И, что особенно важно, британская этика, оценивающая торговлю и благосостояние в конце XVIII века, не менялась от презрения к восхищению медленно. Фактически этика (понимаемая не как индивидуальная этика а-ля Макс Вебер, а как то, что почитается или позорится в обществе) - это то, что быстро изменилось, а не институциональная среда. Путешественник во времени из Англии 1630 г. или из Великобритании 1730 г. не был бы удивлен институциональным устройством Соединенного Королевства в 1830 г. - за исключением того, что до 1730 г. произошел переход к трансцендентной власти (основательно коррумпированного) парламента и ослабление к 1830 г. (основательно коррумпированного) короля. Суды действовали, как и прежде ("Это канцелярский суд", - говорил Диккенс). Права собственности не изменились. Уголовное право по-прежнему было направлено против бедных. Такие институты, как уголовное, договорное, имущественное и корпоративное право, изменились после этических изменений, а не до них.

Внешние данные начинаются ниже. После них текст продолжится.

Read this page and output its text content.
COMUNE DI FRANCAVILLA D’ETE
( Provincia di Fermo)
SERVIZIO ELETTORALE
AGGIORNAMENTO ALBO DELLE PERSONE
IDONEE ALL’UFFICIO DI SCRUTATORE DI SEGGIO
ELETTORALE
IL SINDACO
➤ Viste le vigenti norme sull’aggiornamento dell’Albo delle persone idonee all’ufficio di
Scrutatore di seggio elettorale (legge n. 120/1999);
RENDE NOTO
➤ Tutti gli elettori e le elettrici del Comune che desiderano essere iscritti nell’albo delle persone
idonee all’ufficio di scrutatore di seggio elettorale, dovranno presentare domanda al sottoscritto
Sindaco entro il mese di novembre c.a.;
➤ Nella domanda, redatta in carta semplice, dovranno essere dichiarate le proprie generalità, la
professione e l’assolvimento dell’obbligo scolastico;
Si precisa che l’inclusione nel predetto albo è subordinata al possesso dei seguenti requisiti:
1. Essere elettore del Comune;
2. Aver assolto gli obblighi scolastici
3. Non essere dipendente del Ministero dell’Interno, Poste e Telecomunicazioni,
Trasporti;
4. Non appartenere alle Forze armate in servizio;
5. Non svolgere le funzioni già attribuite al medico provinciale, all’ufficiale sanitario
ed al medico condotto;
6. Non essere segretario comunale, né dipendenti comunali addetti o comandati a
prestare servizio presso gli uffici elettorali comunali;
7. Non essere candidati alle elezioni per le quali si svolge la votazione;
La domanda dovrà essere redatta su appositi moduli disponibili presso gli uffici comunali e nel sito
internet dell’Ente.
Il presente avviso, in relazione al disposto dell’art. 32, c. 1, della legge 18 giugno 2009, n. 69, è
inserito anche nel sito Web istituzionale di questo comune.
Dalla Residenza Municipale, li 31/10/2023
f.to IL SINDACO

Институты - это глазурь на торте, если они не имеют этического подкрепления: водитель автобуса берет на себя профессиональную ответственность за планы и жизни шестидесяти человек, находящихся под его опекой, или политик сопротивляется взятке, которую ему предлагает фирма, строящая шоссе. Не следует также сводить их всегда к стимулам принуждения или вознаграждения. Увольнение или тюремный срок помогают, как и специальные медали, которые носят полицейские Нового Орлеана, не оставившие город, но они, в свою очередь, зависят от честных прокуроров и руководителей. Вспомним честных прокуроров и судей в Италии, которые в начале 1990-х годов ценой своей жизни расправились с мафией. Quis custodiet ipsos custodes, спрашивали римляне: кто будет следить за соблюдением законов? Идеологические изменения привносят нового беспристрастного зрителя в распространенные привычки сердца, "социализированную субъективность", по выражению Пьера Бурдье и Лоика Ваккана.⁶ Новые эгалитарные идеи в Европе - согласно которым водители автобусов и политики, профессора и домохозяйки почувствовали себя вправе нести равную ответственность - разбили пирог обычаев. Удивительно, но отношение к простым людям как к свободным и благородным сделало их по историческим меркам поразительно богатыми.